The next few tracks blur into the background as they all use pretty same-y instrumentals and lyrical themes of betrayal and heartbreak, which fail to showcase Lavigne’s amazing range and poetic nature usually within her songs. Luckily, the second half of the album saves the singer from totally losing the magic within her music.

“Kiss Me Like The World Is Ending” is once again a quick song, but the lyrics really do make it seem like the world is ending and that the one you love is there to comfort you through it. Lavigne wants to be with the person she loves, no matter what life throws at her. The song’s lyrics like “I don’t want to say goodbye / Let’s meet up after we die” make it feel existential in tone, but it’s easily still one that you can get up and dance to. Once again, the singer’s vocals are polished, proving that Lavigne is still just as good as she was at age 17.

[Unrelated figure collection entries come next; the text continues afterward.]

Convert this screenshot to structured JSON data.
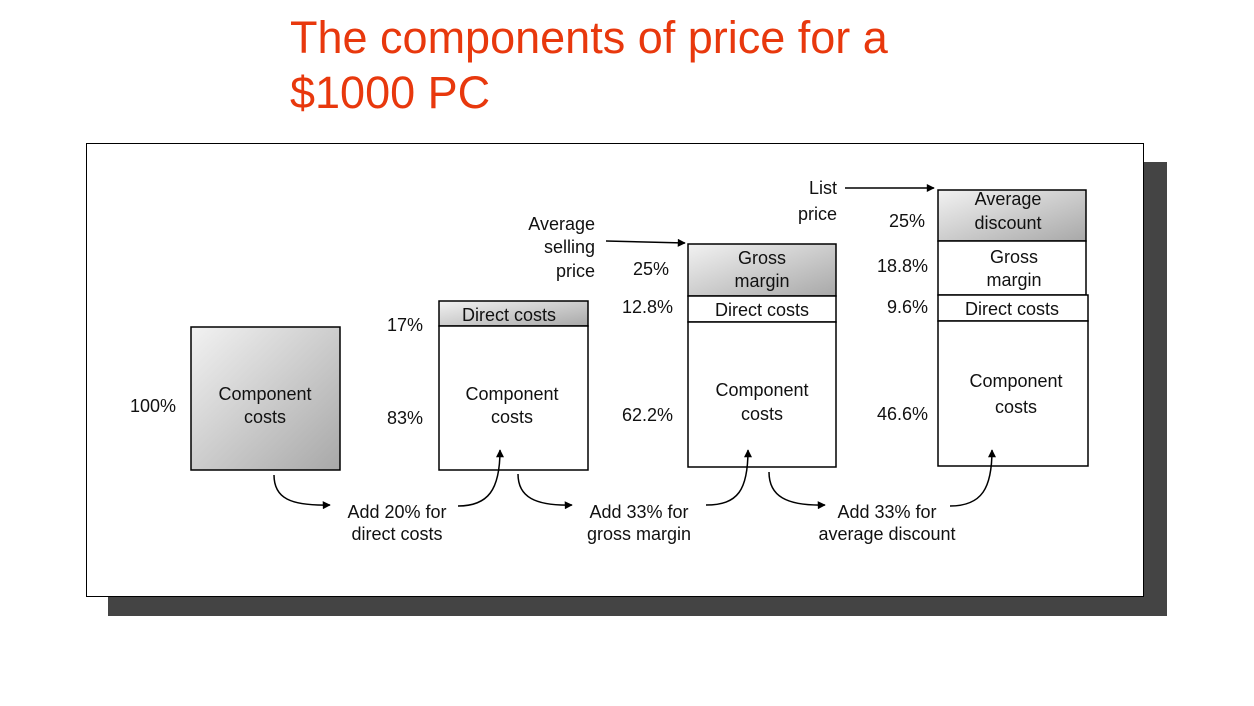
{
  "slide": {
    "title_line1": "The components of price for a",
    "title_line2": "$1000 PC",
    "title_color": "#e8380d"
  },
  "colors": {
    "shaded_fill_light": "#f2f2f2",
    "shaded_fill_dark": "#a8a8a8",
    "stroke": "#000000",
    "shadow": "#444444"
  },
  "diagram": {
    "stage1": {
      "percent": "100%",
      "component_line1": "Component",
      "component_line2": "costs"
    },
    "stage2": {
      "direct_percent": "17%",
      "direct_label": "Direct costs",
      "component_percent": "83%",
      "component_line1": "Component",
      "component_line2": "costs"
    },
    "stage3": {
      "pointer_line1": "Average",
      "pointer_line2": "selling",
      "pointer_line3": "price",
      "margin_percent": "25%",
      "margin_line1": "Gross",
      "margin_line2": "margin",
      "direct_percent": "12.8%",
      "direct_label": "Direct costs",
      "component_percent": "62.2%",
      "component_line1": "Component",
      "component_line2": "costs"
    },
    "stage4": {
      "pointer_line1": "List",
      "pointer_line2": "price",
      "discount_percent": "25%",
      "discount_line1": "Average",
      "discount_line2": "discount",
      "margin_percent": "18.8%",
      "margin_line1": "Gross",
      "margin_line2": "margin",
      "direct_percent": "9.6%",
      "direct_label": "Direct costs",
      "component_percent": "46.6%",
      "component_line1": "Component",
      "component_line2": "costs"
    },
    "transitions": [
      {
        "line1": "Add 20% for",
        "line2": "direct costs"
      },
      {
        "line1": "Add 33% for",
        "line2": "gross margin"
      },
      {
        "line1": "Add 33% for",
        "line2": "average discount"
      }
    ]
  }
}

While it sounds a lot like many of the previous tracks on Love Sux, “Deja vu” uses blatant and straight-forward lyrics to emphasize the point that Lavigne will not let anyone use her. “Just admit it you’re an asshole / Living in a castle” is a line you won’t forget as she sings of expecting the person she once loved to change, but realizing later on they never will. Whoever the song is targeted at clearly was deeply flawed, relying on drugs and alcohol to make excuses for treating her as an object. Lavigne experiments with her range on this song, switching from her high soprano to a gravely, sneering dialect.

The rest of the album doesn’t have many standouts, causing many songs to become skips that could have easily been cut from the tracklist. It’s almost as if Lavigne is trying too hard to replicate her past music as the end grows closer, using similar guitars, drum tempos and layered screaming that not even Lavigne fans miss much anymore. 

Strong and vibrant at the beginning and repetitive and boring towards the end, Love Sux is by no means a flawless album, but it is a somewhat well-thought out replica of the early 2000s pop-punk that we all miss. Lavigne still hasn’t lost the fire and rage within her voice, nor her writing abilities, but it might be time for her to change direction in the near future.